Children's Pesticide Exposure to be Curtailed Under U.S. Senate Education Bill

If it becomes law, schools may become safer for children and teachers, as a result of a provision in the education bill passed today (6/19/2001) in the U.S. Senate. The legislation, resulting from an historic agreement between organizations representing the environment, children and labor and groups representing the chemical and pest management industry and agriculture, the U.S. Senate included in its education bill legislation to protect children from pesticides and promote safer pest management practices in schools. The legislation, the School Environment Protection Act (SEPA) of 2001, sponsored by Senator Robert Torricelli (D-NJ), is included in the Better Education for Students and Teachers Act, S.1, which amends the Elementary and Secondary Education Act (ESEA).
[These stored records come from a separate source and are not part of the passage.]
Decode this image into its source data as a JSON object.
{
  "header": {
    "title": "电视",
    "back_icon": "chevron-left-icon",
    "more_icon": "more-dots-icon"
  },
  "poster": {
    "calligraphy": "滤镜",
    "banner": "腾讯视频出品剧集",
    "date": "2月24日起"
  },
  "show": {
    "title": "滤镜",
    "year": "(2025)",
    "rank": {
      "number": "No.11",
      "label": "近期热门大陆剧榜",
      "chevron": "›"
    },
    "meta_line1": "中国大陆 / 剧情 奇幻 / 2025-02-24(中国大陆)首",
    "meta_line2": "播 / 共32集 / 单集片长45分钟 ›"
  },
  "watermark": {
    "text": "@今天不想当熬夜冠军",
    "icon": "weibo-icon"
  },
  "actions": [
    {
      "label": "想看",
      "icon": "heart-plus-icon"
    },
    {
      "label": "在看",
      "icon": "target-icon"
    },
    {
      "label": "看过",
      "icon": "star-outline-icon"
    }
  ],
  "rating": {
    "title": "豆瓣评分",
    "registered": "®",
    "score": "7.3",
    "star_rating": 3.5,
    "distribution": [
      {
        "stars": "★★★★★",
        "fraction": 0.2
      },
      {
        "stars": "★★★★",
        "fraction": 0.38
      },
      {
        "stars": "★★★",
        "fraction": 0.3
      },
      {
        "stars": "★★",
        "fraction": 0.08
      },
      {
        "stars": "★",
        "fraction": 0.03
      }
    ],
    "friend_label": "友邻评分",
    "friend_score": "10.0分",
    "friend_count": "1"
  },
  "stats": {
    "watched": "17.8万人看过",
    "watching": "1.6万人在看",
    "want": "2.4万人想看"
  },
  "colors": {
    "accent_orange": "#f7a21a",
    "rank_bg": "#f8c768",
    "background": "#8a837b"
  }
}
"This legislation represents a straightforward approach to promote school pest management practices that minimize risk to children and notify and provide safety information to parents and school staff when pesticides are used in the schools," said Jay Feldman, executive director of Beyond Pesticides, a national environmental and public health organization. "The legislation resulted from a good faith effort on the part of groups normally at odds with each other to provide parents and school staff with information on pesticide use and pest management in local schools," said Mr. Feldman. He continued, "We are pleased that the industry and public interest organizations are able to find common ground and adopt a meaningful, national, pesticide right-to-know and pest management policy."
"This legislation will provide parents and teachers across America with a basic level of safety and health protection," said Kagan Owens, Beyond Pesticides program director.
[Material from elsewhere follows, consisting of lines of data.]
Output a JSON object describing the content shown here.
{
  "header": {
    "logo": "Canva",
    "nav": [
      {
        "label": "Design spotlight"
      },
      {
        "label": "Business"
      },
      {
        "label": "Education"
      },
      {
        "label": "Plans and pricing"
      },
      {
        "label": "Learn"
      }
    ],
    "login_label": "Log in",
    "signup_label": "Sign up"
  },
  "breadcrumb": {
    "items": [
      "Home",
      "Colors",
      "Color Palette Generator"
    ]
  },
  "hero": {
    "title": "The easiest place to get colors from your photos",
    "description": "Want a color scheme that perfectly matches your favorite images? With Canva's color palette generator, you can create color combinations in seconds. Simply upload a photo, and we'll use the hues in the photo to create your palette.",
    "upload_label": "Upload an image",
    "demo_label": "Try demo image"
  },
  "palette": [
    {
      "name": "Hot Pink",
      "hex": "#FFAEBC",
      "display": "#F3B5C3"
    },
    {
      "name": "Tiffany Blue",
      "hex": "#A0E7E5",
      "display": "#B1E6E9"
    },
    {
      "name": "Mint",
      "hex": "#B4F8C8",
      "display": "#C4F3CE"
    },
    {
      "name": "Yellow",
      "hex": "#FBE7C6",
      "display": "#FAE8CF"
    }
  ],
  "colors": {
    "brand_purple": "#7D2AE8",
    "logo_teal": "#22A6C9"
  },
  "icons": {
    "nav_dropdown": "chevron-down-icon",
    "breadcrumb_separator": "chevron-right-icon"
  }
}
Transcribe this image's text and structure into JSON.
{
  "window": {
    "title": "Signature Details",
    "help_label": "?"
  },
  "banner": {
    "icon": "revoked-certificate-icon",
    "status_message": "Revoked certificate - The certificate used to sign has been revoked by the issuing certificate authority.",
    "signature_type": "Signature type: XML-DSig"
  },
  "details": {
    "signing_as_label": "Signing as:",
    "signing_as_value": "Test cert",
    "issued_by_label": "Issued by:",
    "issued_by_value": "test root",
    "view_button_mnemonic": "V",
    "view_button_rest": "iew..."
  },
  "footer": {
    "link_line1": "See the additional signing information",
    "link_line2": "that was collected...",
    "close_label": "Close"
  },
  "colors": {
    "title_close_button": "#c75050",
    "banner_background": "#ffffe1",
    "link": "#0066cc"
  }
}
The School Environment Protection Act of 2001 (SEPA):
§ requires local educational agency's to implement a school pest management policy considering sanitation, structural repair, mechanical, biological, cultural and pesticide strategies that minimize health and environmental risks as developed by the state and EPA approved;
§ requires universal notification 3 times per year (at the beginning of the school year, midyear, and once for summer session) of school pesticide use;
§ provides parents and school staff access to health and toxicity information on all pesticides used in schools;
§ establishes a registry for parents and school staff to sign-up to receive 24 hour pre-notification of a pesticide application;
§ provides information on the pesticide's adverse health effects on the notice provided via the registry;
§ requires signs to be posted 24 hours prior to the pesticide application and remain posted for 24 hours;
§ exempts antimicrobials, baits, gels, and pastes from the notice via registry and posting requirement;
§ requires the area where a pesticide application is to take place be unoccupied;
§ requires record keeping of pesticide use and disclosure;
§ establishes 24 hour reentry period for pesticide applications made via baseboard spraying, broadcast spraying, tenting or fogging, unless the label specifies a specific reentry interval;
§ and does not preempt state or local school from adopting a policy that exceeds provisions of the act.